{S,D,C,Z}TRSV (uplo, trans, diag, n, a, lda, x, incx)
uplo character*1 On entry, specifies whether the matrix A is an upper- or lower-triangular matrix: If uplo = 'U' or 'u', A is an upper-triangular matrix. If uplo = 'L' or On exit, uplo is unchanged. trans character*1 On entry, specifies the system to be solved: If trans = 'N' or 'n', the system is Ax = b. If trans = 'T' or 't', the system is transp(A)*x = b. If trans = 'C' or 'c', the system is conjug_transp(A)*x = b. On exit, trans is unchanged. diag character*1 On entry, specifies whether the matrix A is unit- triangular: If diag = 'U' or 'u', A is a unit-triangular matrix. If diag = 'N' or 'n', A is not a unit-triangular matrix. On exit, diag is unchanged. n integer*4 On entry, the order of the matrix A; n >= 0. On exit, n is unchanged. a real*4 | real*8 | complex*8 | complex*16 On entry, a two-dimensional array with dimensions lda by n. When uplo specifies the upper portion of the matrix, the leading n by n part of the array contains the upper-triangular part of the matrix, and the lower-triangular part of array A is not referenced. When uplo specifies the lower portion of the matrix, the leading n by n part of the array contains the lower-triangular part of the matrix, and the upper-triangular part of array A is not referenced. If diag is equal to 'U' or 'u', the diagonal elements of A are also not referenced, but are assumed to be unity. On exit, a is unchanged. lda integer*4 On entry, the first dimension of array A; lda >= MAX(1,n). On exit, lda is unchanged. x real*4 | real*8 | complex*8 | complex*16 On entry, a one-dimensional array X of length at least (1+(n-1)*|incx|). Array X contains the vector b. On exit, x is overwritten with the solution vector x. incx integer*4 On entry, the increment for the elements of X; incx must not equal zero. On exit, incx is unchanged.

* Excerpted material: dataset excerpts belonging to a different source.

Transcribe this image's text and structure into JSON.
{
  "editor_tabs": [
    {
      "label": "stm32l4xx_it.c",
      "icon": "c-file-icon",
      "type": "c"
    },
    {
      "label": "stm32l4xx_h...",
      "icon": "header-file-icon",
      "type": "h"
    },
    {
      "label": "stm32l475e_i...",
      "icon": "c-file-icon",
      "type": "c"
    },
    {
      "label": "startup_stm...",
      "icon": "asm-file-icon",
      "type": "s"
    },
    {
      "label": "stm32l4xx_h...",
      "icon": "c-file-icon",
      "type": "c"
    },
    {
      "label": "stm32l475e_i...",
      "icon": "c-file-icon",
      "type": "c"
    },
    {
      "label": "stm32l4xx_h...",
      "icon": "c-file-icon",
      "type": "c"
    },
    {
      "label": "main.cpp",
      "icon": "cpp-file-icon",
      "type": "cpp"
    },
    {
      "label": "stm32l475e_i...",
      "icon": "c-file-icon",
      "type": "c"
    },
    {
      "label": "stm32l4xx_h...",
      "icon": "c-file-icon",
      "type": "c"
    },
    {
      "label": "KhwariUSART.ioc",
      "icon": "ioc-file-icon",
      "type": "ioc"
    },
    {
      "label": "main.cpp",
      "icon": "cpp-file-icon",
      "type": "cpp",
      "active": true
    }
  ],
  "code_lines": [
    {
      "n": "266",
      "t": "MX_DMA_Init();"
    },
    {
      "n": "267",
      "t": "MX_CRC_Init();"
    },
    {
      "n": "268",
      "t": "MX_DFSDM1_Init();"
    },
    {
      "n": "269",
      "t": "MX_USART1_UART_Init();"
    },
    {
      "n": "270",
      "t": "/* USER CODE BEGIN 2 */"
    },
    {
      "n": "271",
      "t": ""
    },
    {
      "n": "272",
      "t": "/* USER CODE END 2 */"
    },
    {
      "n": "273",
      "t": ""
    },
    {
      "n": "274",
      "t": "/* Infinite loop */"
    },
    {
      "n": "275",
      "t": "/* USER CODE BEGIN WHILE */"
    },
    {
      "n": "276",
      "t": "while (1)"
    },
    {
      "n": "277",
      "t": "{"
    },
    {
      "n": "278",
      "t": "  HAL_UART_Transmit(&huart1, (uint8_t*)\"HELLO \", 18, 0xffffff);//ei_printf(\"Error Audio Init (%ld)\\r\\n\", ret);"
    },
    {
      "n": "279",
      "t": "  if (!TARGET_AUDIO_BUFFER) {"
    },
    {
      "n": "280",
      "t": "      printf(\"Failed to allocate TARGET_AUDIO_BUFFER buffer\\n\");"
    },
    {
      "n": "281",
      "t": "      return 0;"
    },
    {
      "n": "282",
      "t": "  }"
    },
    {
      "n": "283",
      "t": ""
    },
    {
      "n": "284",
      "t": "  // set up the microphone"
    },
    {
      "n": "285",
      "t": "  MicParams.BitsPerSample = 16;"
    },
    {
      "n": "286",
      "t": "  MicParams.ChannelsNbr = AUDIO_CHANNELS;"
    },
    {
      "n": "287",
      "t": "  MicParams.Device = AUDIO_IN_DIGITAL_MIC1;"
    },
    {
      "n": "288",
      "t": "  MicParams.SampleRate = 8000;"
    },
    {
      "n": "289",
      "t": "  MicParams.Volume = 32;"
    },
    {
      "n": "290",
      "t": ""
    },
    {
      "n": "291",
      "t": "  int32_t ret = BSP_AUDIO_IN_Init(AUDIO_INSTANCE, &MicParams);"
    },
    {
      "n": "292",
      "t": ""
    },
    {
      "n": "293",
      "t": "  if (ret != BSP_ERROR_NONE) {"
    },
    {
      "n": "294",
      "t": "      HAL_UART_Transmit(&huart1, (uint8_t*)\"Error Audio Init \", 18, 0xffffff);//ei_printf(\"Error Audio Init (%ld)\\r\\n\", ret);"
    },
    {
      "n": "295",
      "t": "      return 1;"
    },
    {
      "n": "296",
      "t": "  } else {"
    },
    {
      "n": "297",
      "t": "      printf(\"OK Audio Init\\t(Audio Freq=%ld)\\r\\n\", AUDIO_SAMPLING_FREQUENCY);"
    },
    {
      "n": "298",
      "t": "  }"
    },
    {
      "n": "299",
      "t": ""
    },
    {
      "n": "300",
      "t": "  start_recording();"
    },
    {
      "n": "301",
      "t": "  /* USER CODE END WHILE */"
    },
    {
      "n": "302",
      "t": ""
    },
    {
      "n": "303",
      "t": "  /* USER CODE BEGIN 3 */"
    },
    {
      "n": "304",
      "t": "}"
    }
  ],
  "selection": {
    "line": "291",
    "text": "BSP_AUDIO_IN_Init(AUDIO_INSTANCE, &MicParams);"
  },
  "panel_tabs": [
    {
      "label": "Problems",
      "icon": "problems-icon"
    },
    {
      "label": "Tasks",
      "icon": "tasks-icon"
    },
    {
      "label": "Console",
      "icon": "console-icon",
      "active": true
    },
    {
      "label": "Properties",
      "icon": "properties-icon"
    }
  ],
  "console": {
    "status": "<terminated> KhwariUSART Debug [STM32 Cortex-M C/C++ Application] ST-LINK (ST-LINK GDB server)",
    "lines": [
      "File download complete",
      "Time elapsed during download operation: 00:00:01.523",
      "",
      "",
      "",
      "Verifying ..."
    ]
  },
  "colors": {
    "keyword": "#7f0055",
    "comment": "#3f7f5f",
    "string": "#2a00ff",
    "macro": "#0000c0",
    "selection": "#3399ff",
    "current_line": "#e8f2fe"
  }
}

The _TRSV subprograms solve one of the following systems of linear equations for x: Ax = b or transp(A)*x = b . In addition to these operations, the CTRSV and ZTRSV subprograms solve the following systems of linear equation: conjug_transp(A)*x = b . b and x are vectors with n elements and A is an n by n, unit or non-unit, upper- or lower-triangular matrix. The _TRSV routines do not perform checks for singularity or near singularity of the triangular matrix. The requirements for such a test depend on the application. If necessary, perform the test in your application program before calling this routine.
REAL*8 A(100,40), X(40) INCX = 1 N = 40 LDA = 100 CALL DTRSV('L','N','U',N,A,LDA,X,INCX) This FORTRAN code solves the system Ax=b where A is a lower-triangular matrix of order 40, with a unit diagonal. The right hand side b is originally stored in the vector x.